La financiarisation de la vie quotidienne menace parfois la possibilité même de construire un foyer et d’assurer la continuité de sa famille. Les chapitres réunis par Petra Rodik et Marek Mikuš dans leur livre sur la financiarisation des ménages dans les pays d’Europe qu’ils nomment « semi-périphériques », montrent les effets de la libéralisation économique sur les ménages : non seulement les protections collectives ont largement diminué, mais la consommation et l’endettement devenus possibles grâce à la déréglementation bancaire ont conduit les ménages à prendre d’importants risques financiers. Une partie d’entre eux fut acculée à la catastrophe après la crise de 2007-2008, par exemple en Espagne où les familles ne parvenant plus à payer leurs traites étaient expulsées de leurs logements dont la valeur s’était effondrée, tout en restant redevables de leurs dettes faramineuses et impossibles à effacer[29].

Ici encore, traiter de ces questions par une approche féministe conduit à mettre en lumière des processus économiques insuffisamment décrits, alors qu’ils permettent de comprendre la situation spécifique des femmes, par exemple leur endettement supérieur à celui des hommes et leurs protections plus faibles. Mais il s’agit également d’interroger autrement les questions économiques et financières, en tenant compte notamment de l’enjeu reproductif, qui n’est que rarement économicisé, tant il semble lié à l’espace de l’intime, du corps et doit être préservé de la salissure de l’argent. Pourtant, c’est un domaine social traversé d’enjeux économiques et monétaires. En ne le mettant pas en lumière, les politiques mises en œuvre font reposer sur les familles, mais essentiellement sur les femmes du fait de la division sexuelle des tâches, le soin d’assurer les tâches reproductives dans des conditions financières périlleuses. Toutefois, une telle approche risque d’engendrer une réponse uniquement économique, quand la demande féministe est plus large, car elle implique une transformation des rapports de genre. Ces débats traversent fortement le féminisme, qui depuis son origine s’interroge sur l’argent, source conjuguée de libération et d’aliénation, comme Simmel l’a brillamment démontré[30].

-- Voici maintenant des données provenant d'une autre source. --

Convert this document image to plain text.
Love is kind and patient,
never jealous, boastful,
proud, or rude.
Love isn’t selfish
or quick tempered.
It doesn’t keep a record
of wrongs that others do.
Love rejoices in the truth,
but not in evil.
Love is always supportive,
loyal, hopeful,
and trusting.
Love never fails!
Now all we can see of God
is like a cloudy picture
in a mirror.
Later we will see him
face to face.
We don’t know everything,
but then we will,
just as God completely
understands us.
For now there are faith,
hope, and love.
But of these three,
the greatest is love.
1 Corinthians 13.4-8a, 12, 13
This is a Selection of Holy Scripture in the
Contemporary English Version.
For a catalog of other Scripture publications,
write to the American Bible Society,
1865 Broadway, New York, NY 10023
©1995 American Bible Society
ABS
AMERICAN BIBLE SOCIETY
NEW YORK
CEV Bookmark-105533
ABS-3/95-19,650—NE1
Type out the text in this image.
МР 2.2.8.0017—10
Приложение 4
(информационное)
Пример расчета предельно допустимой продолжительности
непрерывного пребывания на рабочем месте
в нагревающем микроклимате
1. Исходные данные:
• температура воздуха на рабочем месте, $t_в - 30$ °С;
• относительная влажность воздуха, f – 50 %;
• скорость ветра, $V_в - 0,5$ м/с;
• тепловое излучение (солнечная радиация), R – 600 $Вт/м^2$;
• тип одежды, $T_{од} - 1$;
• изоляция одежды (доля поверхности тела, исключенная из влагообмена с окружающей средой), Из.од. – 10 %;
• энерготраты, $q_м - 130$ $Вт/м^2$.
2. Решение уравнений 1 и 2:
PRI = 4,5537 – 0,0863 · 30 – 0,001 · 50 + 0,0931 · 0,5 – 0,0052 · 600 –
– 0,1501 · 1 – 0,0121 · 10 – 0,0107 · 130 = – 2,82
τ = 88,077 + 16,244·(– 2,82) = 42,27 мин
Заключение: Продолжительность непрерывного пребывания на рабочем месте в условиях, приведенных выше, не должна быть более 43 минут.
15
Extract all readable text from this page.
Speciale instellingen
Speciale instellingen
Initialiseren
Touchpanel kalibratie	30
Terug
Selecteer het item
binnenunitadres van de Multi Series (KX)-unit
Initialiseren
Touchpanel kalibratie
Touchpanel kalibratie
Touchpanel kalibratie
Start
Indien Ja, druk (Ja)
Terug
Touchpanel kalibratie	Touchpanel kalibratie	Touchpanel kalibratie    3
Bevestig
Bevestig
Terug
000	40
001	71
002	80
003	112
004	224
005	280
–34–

Les féminismes et l’argent

Comment les femmes peuvent-elles accéder à l’argent et l’utiliser comme bon leur semble ? Les féministes de la fin du XIXe siècle soulevaient déjà le problème : alors que le modèle du breadwinner s’impose, selon lequel l’homme gagne de l’argent à l’extérieur du foyer quand son épouse s’occupe des tâches domestiques, avoir accès à l’argent gagné par son mari est une gageure. Viviana Zelizer cite les courriers des lectrices des magazines féminins de l’époque regorgeant de conseils sur les meilleurs moments et la meilleure façon de demander de l’argent à son mari. L’une des revendications est d’obtenir une allocation mensuelle, afin que les femmes n’aient pas à justifier chacune de leurs dépenses et à solliciter en permanence leurs époux dont elles sont dépendantes économiquement[31].

Il est socialement acquis, au XIXe siècle comme à l’époque contemporaine, que celui qui a gagné l’argent (le père ou le mari) en est propriétaire et peut le partager selon son bon vouloir. Des enquêtes menées ces dernières décennies montrent que lorsque les femmes ne reçoivent pas de salaires, elles utilisent peu l’argent mis à leur disposition pour leurs dépenses personnelles, alors que les hommes sont bien plus enclins à utiliser pour eux-mêmes « leur » argent, qui leur appartient car ils l’ont gagné sur le marché du travail[32]. Lorsque les femmes gagnent leur vie, l’écart s’estompe mais persiste[33].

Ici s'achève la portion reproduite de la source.